1. An image processing apparatus comprising:

a predicted image generation unit which generates a predicted image of an image by using a reference image; and

a storage unit which preferentially stores the reference image of which display order is close to that of the image.

2. The image processing apparatus according to claim 1, wherein in the case where the image is a moving image, the storage unit preferentially stores the reference image of which display order is close to the image, and in the case where the image is a still image, the storage unit preferentially stores the reference image of which quantization parameter is small.

3. The image processing apparatus according to claim 2, wherein in the case where the image is a still image, the storage unit preferentially stores an I picture as the reference image.
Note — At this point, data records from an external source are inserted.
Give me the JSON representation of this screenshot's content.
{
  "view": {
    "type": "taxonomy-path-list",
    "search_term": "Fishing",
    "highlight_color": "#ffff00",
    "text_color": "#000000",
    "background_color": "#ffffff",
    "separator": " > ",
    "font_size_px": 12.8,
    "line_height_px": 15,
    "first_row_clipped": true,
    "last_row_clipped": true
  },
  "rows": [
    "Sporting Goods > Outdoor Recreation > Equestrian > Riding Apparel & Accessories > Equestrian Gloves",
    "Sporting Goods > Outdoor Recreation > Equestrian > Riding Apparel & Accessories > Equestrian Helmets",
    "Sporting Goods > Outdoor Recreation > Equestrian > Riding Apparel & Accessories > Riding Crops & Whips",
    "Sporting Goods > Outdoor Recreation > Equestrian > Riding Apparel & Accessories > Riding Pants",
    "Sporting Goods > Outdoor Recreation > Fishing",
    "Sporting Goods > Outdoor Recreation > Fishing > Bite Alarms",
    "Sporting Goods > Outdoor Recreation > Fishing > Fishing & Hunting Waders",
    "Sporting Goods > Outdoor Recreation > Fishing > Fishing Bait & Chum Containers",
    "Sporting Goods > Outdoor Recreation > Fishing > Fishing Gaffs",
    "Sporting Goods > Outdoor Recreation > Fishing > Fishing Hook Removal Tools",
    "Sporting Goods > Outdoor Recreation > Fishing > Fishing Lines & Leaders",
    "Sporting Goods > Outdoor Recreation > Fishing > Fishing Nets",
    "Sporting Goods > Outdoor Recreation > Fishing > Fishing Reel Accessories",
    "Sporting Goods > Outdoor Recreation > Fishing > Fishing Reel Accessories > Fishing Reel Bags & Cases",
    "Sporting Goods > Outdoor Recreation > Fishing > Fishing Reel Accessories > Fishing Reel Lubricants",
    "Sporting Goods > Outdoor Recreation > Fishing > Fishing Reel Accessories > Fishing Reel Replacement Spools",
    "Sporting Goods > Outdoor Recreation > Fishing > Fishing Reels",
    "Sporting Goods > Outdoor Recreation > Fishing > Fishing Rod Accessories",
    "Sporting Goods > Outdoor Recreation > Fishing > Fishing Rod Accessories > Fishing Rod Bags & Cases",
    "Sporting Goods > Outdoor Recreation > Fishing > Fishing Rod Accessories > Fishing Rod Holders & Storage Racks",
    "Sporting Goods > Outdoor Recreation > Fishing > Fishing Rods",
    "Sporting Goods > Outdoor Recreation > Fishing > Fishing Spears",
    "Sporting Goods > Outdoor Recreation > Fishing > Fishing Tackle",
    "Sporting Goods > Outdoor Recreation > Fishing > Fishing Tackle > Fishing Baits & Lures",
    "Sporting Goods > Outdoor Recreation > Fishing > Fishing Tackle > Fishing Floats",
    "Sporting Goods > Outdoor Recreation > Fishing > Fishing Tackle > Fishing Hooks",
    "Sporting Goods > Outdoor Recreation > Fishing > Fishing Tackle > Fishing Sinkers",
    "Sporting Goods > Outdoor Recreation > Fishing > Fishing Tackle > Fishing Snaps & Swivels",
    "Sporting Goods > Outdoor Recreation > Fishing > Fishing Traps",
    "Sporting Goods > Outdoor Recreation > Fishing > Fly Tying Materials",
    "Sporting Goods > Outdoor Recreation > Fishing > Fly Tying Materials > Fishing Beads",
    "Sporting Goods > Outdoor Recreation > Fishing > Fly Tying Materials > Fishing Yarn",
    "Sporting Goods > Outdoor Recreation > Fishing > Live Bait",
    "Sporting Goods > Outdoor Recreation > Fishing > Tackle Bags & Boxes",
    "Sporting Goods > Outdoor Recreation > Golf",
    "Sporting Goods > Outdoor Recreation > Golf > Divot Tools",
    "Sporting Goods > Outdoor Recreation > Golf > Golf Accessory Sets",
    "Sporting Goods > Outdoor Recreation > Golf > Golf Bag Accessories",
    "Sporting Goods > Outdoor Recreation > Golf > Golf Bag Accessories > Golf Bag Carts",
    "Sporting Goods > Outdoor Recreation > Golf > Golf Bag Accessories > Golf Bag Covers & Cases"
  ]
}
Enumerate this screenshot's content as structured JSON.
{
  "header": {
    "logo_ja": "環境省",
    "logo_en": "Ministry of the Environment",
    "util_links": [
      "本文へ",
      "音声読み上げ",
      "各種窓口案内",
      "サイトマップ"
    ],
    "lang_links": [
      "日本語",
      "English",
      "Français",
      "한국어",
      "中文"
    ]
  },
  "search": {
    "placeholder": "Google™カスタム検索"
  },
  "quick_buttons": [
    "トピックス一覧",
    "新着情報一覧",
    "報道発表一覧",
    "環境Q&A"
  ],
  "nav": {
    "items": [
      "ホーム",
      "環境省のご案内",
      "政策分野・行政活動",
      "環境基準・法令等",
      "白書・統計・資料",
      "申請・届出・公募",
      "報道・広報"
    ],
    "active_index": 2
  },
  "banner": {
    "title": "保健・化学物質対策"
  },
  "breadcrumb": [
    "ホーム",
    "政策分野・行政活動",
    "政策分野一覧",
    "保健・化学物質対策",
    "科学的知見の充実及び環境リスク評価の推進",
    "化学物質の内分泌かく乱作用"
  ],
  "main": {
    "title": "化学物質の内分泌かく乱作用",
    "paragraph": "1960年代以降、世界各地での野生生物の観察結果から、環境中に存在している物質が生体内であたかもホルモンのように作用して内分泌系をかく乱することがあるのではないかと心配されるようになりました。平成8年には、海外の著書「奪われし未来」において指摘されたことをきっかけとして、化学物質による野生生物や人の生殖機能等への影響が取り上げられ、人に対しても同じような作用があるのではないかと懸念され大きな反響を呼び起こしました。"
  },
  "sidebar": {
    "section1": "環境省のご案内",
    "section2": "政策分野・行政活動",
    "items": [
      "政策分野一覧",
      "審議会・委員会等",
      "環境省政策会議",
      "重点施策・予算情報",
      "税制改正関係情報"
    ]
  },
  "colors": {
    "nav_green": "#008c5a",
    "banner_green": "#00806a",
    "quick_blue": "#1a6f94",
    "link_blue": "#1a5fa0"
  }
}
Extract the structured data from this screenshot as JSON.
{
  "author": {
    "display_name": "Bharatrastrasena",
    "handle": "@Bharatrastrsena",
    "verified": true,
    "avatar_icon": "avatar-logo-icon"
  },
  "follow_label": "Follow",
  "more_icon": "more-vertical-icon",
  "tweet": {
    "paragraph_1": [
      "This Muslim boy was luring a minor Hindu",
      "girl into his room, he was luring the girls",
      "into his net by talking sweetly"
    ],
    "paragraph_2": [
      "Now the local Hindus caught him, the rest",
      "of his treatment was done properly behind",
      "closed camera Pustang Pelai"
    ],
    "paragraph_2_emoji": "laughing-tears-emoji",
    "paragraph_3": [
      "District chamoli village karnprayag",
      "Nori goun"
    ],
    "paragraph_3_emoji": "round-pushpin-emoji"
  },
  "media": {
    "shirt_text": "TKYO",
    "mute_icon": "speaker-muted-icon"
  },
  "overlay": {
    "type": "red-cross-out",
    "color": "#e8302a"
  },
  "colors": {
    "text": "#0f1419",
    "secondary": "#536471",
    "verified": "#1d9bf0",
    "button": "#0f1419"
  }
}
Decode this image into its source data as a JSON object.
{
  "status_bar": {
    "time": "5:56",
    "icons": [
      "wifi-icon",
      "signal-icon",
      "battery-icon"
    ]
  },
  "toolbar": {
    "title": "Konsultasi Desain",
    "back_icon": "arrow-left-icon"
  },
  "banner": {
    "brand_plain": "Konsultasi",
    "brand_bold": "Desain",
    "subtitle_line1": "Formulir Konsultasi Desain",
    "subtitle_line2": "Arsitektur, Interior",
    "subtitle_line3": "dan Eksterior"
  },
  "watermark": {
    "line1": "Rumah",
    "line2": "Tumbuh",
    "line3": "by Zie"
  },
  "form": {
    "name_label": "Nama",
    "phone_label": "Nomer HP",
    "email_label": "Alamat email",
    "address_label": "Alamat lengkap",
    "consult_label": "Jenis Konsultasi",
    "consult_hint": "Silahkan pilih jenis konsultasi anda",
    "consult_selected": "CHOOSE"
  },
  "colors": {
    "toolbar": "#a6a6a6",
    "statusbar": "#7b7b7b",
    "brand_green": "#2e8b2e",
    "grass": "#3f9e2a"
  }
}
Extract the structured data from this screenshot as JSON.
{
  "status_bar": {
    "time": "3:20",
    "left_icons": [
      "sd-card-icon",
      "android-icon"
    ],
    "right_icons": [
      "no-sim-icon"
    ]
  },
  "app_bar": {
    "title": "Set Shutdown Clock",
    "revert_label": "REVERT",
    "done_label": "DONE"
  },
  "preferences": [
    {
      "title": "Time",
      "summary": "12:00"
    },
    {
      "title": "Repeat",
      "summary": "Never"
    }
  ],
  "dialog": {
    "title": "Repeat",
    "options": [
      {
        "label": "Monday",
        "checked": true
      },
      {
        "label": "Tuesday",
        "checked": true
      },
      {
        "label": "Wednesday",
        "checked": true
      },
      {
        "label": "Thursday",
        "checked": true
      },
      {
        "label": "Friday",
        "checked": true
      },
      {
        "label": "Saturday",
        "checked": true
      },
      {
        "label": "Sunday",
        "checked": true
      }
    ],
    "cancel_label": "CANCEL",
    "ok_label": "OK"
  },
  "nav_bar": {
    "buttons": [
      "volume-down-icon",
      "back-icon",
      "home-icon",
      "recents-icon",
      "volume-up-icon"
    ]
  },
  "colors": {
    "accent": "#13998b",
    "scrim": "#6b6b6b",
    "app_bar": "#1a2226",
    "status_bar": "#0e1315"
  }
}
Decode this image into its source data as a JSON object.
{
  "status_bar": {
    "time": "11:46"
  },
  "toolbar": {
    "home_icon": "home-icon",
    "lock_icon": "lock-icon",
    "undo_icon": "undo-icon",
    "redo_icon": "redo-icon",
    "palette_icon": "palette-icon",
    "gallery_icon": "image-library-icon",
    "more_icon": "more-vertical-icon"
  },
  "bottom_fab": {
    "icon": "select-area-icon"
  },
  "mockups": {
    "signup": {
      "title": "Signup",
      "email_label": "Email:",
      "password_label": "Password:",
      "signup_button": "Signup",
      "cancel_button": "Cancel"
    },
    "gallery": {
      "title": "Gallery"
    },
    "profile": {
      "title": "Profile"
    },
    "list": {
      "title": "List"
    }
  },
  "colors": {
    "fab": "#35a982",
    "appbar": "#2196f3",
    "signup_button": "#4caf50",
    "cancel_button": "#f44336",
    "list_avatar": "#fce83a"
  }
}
4. The image processing apparatus according to claim 1, wherein the number of reference images storable in the storage unit is determined based on a size of the image.

5. An image processing method using an image processing apparatus, the method comprising:

a predicted image generating step of generating a predicted image of an image by using a reference image; and

a storing step of preferentially storing the reference image of which display order is close to that of the image.